Danny Westneat has 50 percent of a good column in the Seattle Times about adapting our hyperconsumptive ways to something we can all live with. But he tries to hang it on the "hypermiler" hook, a buzzword which "means going to extremes—in changing your habits as well as your technology—so you can max out your gas mileage."
Going to extremes is what's got us in the mess we're in. What we want is incremental shifts toward sustainable behavior that you don't need to have OCD tendencies to support. Extremes create overshoot and blowback; sustainable behavior may turn out to be transformative, but it's largely about identifying wasteful gaps and filling them.
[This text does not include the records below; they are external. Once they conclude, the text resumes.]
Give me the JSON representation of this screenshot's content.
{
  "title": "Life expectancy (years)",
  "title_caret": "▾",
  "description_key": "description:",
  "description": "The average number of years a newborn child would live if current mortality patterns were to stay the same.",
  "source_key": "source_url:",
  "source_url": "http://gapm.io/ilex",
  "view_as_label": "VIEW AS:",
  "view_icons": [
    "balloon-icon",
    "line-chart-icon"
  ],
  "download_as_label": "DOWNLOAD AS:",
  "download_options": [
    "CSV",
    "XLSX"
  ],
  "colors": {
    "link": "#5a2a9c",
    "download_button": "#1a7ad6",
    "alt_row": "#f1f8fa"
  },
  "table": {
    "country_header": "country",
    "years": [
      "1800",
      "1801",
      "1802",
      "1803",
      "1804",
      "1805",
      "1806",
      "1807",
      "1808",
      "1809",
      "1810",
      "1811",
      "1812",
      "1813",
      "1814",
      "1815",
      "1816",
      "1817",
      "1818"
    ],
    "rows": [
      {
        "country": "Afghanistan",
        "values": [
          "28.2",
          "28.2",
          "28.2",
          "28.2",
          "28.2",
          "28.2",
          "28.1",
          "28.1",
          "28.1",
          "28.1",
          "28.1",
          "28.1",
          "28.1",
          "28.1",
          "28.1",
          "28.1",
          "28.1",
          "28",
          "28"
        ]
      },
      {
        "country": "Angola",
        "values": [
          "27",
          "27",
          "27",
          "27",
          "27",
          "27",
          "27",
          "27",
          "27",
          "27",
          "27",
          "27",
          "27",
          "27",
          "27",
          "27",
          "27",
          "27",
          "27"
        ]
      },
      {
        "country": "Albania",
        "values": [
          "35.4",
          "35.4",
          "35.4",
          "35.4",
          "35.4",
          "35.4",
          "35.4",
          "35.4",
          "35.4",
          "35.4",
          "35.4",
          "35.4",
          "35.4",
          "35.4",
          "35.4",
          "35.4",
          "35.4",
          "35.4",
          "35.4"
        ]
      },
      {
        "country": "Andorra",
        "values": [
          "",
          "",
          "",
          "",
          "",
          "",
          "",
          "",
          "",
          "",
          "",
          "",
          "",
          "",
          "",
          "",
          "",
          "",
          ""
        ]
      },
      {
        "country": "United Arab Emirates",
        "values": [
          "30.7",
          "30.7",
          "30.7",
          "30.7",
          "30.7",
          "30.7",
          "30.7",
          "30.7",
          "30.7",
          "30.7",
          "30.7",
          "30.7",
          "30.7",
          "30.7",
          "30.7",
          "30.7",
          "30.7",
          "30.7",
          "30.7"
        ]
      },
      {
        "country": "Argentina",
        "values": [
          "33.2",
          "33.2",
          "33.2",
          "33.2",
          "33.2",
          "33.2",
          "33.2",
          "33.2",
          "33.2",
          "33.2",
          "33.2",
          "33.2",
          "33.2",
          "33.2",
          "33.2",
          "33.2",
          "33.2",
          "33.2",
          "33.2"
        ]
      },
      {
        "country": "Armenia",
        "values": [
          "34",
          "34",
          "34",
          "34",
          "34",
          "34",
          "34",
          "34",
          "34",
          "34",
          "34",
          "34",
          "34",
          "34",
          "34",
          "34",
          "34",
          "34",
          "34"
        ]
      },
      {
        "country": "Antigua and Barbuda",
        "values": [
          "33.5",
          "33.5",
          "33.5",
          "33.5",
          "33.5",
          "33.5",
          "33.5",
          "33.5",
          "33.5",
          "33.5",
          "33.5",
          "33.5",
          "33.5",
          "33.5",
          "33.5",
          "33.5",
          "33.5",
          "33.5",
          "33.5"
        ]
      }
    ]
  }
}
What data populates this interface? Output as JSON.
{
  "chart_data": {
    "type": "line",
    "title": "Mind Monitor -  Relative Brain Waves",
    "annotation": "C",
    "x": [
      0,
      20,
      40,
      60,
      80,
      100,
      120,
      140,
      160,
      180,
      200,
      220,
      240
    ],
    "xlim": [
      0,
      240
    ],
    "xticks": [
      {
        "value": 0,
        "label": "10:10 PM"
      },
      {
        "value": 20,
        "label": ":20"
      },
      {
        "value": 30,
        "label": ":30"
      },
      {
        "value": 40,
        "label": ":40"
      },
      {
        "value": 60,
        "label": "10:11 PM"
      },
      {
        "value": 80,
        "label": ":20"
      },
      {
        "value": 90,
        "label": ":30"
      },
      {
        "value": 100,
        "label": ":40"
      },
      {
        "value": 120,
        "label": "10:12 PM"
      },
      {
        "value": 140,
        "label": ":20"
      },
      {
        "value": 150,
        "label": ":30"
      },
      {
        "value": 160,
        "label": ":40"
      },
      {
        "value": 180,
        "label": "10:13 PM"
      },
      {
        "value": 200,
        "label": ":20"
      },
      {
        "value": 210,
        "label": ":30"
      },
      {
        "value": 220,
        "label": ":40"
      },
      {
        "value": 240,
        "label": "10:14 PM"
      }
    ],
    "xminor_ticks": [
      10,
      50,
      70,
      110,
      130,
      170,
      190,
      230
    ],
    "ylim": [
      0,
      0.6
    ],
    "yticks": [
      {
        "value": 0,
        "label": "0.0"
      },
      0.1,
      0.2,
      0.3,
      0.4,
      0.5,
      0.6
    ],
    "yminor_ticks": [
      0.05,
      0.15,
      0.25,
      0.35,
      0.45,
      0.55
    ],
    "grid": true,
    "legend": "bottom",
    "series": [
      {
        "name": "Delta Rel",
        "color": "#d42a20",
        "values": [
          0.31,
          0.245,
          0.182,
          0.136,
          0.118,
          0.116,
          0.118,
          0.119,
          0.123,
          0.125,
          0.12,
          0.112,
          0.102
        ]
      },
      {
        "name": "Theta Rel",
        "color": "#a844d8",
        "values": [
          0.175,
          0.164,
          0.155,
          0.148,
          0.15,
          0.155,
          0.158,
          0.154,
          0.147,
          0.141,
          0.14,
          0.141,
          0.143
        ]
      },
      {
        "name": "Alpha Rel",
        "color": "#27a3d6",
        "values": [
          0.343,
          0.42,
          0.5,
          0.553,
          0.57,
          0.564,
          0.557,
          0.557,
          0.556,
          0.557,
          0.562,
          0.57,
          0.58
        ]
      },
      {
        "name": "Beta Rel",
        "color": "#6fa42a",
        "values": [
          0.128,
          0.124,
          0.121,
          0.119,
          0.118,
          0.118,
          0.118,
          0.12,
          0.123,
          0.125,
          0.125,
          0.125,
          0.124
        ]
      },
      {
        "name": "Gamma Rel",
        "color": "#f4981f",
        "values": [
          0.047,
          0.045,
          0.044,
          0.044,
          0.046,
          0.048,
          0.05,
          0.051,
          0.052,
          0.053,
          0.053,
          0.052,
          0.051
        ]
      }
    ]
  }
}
Westneat says: "Invest if it makes the country work better. By building mass transit. Solar arrays. Wind farms. Natural-gas cars. New energy grids. Anything that transforms the economy as it boosts it." That first line is the best. Invest in what works better. The Al Gore-ish, magic bullet stuff that comes after...who knows. We'd love solar jetpacks, too, but right now the best way to save gas is not through hypermiling, but by eliminating the gas-guzzlers through fuel efficiency requirements.
Visual illustration thanks to ChrisB, a valued member of the Seattlest Flickr pool.

McGinn is Mayor


I was just talking about Jetpacks yesterday. Soon, Michael. Soon we will soar.
I've got mine on layaway, Troy!
There's another term for hypermiling - dangerous, aggressive driving.
I read the column and while I get the idea of what Westneat is saying, I think he's done a VERY poor job of expressing it.
I'm taking a pass on the jetpack, but I still want my flying car.
Where can I get a fixed-gear jetpack?
"by eliminating the gas-guzzlers through fuel efficiency requirements."
Or if you don't like bureaucratic regulations, a Pigovian gas tax. (or really, just taking away gas subsidies...)
And to LarryB, it is aggressive.
But I'll take aggressive over lackadaisical and inefficient any day.
(you really don't need to take turns at 5 mph...)
@BigGreenFrank: yeah, absolutely, there's more than one way to skin the gas-guzzling cat. In fact, I'd be more supportive of gov't encouragement of fuel efficiency, rather than tell car co.'s what they can and can't make.